Und all dies läuft nach Gesetzen ab. Mit dem Big Bang sind nicht nur Materie, Raum und Zeit in diese Welt getreten, sondern auch das Meta-Phänomen des Gesetzmässigkeitsprinzips. Der Big Bang selbst wird zwar nach vorherrschender Theorie als eine nicht mehr weiter herleitbare Singularität verstanden, die aus ihm entstandene und weiterhin entstehende Welt jedoch als seine naturgesetzliche Folge. Wenn etwas geschieht in dieser Welt, so geschieht es nicht aus Zufall, sondern als Anwendungsfall einer Regel. Wenn wir etwas nicht erklären können, fehlt es nicht an seinem Grund, sondern an unserer Fähigkeit, ihn zu erkennen.

# Die andere „Rule of Law“
Nicht zufällig nennt die Naturwissenschaft dieses Prinzip „Rule of Law“ (Stephen Hawking), verwendet also die gleiche Terminologie wie der Staat, wenn er seine „Rechtsstaatlichkeit“ hervorheben will. Hier wie dort geht es um die Aussage, dass nicht subjektive Willkür, sondern objektive Regelhaftigkeit wegleitend sind; dort als positivistische Erklärung für das Funktionieren der Welt, hier als normative Vorgabe an die Adresse der Politik.
Ebenfalls nicht zufällig lassen sich die beiden Anliegen auch historisch miteinander in Verbindung bringen: Die gleiche Aufklärung, die die erwähnte Losung „Lex – Rex“ artikulierte, verstand diese nicht nur als politisches Postulat, sondern auch als wissenschaftliche Erkenntnis; und wenn sich daraus eine Beschränkung königlicher Privilegien ergab, so nicht nur weil dies politisch gerecht, sondern auch soziologisch zutreffend war. Schon bald erwuchs daraus das Forschungsgebiet des sogenannten - Naturrechts - , das auch in aufklärerischen Gesetzbüchern seinen Niederschlag fand.

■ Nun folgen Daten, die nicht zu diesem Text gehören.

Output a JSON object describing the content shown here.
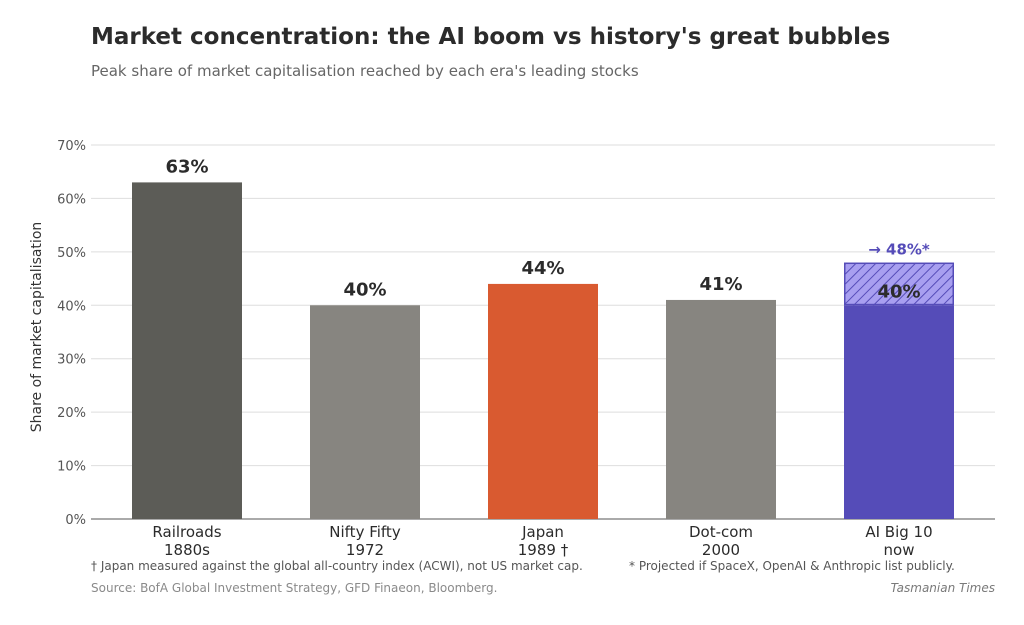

Eine wissenschaftlich hervorragende Weiterentwicklung war dann die historische Rechtsschule des 18. und frühen 19. Jahrhunderts. Während das frühere Naturrecht sich noch für weitgehend statisch verstandene Gesetzmässigkeiten interessiert hatte, brachte die historische Rechtsschule das dynamische Element geschichtlicher Entwicklung mit ein – panta rhei liess grüssen. Das erklärte nicht nur historische und kulturelle Unterschiede von Rechtsordnungen, sondern öffnete ganz generell den Blick auf die Wechselwirkung von Geschichte und Recht, von Sein und Sollen. Recht war nun nicht mehr etwas Absolutes, von aussen auf die Welt Einwirkendes, sondern Teil dieser Welt selbst. Ein wirkungsstarkes, in jeder Windung des sozialen Systems anzutreffendes Steuerungs- und Korrekturphänomen. Ein hochkomplexes System, das man mit Vorteil nicht durchkreuzt, sondern höchstens mit wissenschaftlicher Sorgfalt unterstützt.

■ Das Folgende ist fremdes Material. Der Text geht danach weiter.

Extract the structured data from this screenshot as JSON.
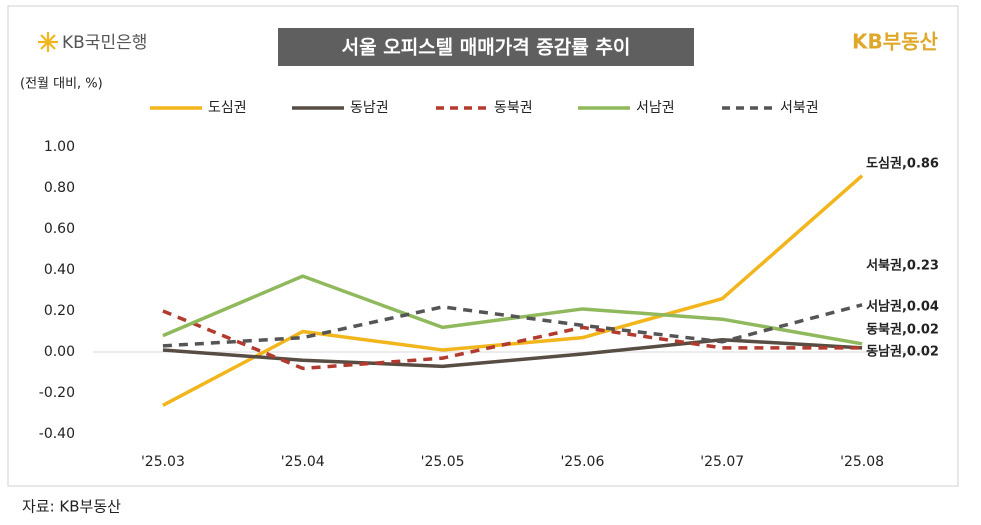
{
  "header": {
    "bank": "KB국민은행",
    "brand": "KB부동산"
  },
  "source": "자료: KB부동산",
  "chart_data": {
    "type": "line",
    "title": "서울 오피스텔 매매가격 증감률 추이",
    "y_label": "(전월 대비, %)",
    "categories": [
      "'25.03",
      "'25.04",
      "'25.05",
      "'25.06",
      "'25.07",
      "'25.08"
    ],
    "series": [
      {
        "name": "도심권",
        "color": "#f2b61c",
        "dash": false,
        "values": [
          -0.26,
          0.1,
          0.01,
          0.07,
          0.26,
          0.86
        ],
        "value_labels": [
          null,
          null,
          null,
          null,
          null,
          "도심권,0.86"
        ]
      },
      {
        "name": "동남권",
        "color": "#574d42",
        "dash": false,
        "values": [
          0.01,
          -0.04,
          -0.07,
          -0.01,
          0.06,
          0.02
        ],
        "value_labels": [
          null,
          null,
          null,
          null,
          null,
          "동남권,0.02"
        ]
      },
      {
        "name": "동북권",
        "color": "#b23a2e",
        "dash": true,
        "values": [
          0.2,
          -0.08,
          -0.03,
          0.12,
          0.02,
          0.02
        ],
        "value_labels": [
          null,
          null,
          null,
          null,
          null,
          "동북권,0.02"
        ]
      },
      {
        "name": "서남권",
        "color": "#8fb95c",
        "dash": false,
        "values": [
          0.08,
          0.37,
          0.12,
          0.21,
          0.16,
          0.04
        ],
        "value_labels": [
          null,
          null,
          null,
          null,
          null,
          "서남권,0.04"
        ]
      },
      {
        "name": "서북권",
        "color": "#555555",
        "dash": true,
        "values": [
          0.03,
          0.07,
          0.22,
          0.13,
          0.05,
          0.23
        ],
        "value_labels": [
          null,
          null,
          null,
          null,
          null,
          "서북권,0.23"
        ]
      }
    ],
    "ylim": [
      -0.4,
      1.0
    ],
    "yticks": [
      {
        "value": 1.0,
        "label": "1.00"
      },
      {
        "value": 0.8,
        "label": "0.80"
      },
      {
        "value": 0.6,
        "label": "0.60"
      },
      {
        "value": 0.4,
        "label": "0.40"
      },
      {
        "value": 0.2,
        "label": "0.20"
      },
      {
        "value": 0.0,
        "label": "0.00"
      },
      {
        "value": -0.2,
        "label": "-0.20"
      },
      {
        "value": -0.4,
        "label": "-0.40"
      }
    ],
    "grid": false
  }
}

Diese Haltung änderte sich leider, als die im 19. Jahrhundert aufkommenden Nationalstaaten in ihrem bornierten Streben nach Macht nicht nur die militärische und politische, sondern auch die gesetzgeberische Oberhoheit an sich rissen. Zum Prestige der nationalen Zentralmacht gehörte nun neben der Kriegsflotte und dem Prunkpalast auch der nationale Gesetzeskodex. Dessen Inhalt mochte zunächst noch von der Wissenschaftlichkeit der historischen Rechtsschule zehren, doch die Rechtskraft sollte er inskünftig vom Staat erhalten. Hierfür entscheidend war nicht mehr, was im Gesetz stand, sondern wer es erliess, nämlich die zentralstaatlichen Gremien der konstitutionellen Monarchie, der präsidialen Republik, des demokratischen Sozialstaats oder wie sich all diese First Gang Strukturen nannten und nennen.

# Eine klaffende Forschungslücke
Von da an war die wissenschaftliche Frage nach dem Inhalt von Recht nicht mehr das Thema. Was immer einem Fürsten oder einer Parlamentsmehrheit oder sonst einem staatlichen Gremium gerade in den Kram passt, liess sich nun in verbindliche „Gesetze“ giessen. Das kann dann etwa die Einrichtung eines Sozialstaats à la Bismarck sein, oder der Aufbau von Kriegsmaschinerien inklusive allgemeiner Wehrpflicht, oder die offizielle Diskriminierung von Rassen bis hin zu ihrer physischen Vernichtung, oder die Besteuerung zur Finanzierung all dieser Projekte, oder die Pflicht zur Verwendung wertloser Zahlungsmittel aus Schuldtiteln, und nicht zuletzt all das, was wir schon bei unserer First Gang mit klarem Blick unter einer gewissen Redensart „Wasser predigen und Wein trinken“ antreffen dürfen. All diese obrigkeitliche Willkür kommt nun als „rechtskräftiges Gesetz“ daher.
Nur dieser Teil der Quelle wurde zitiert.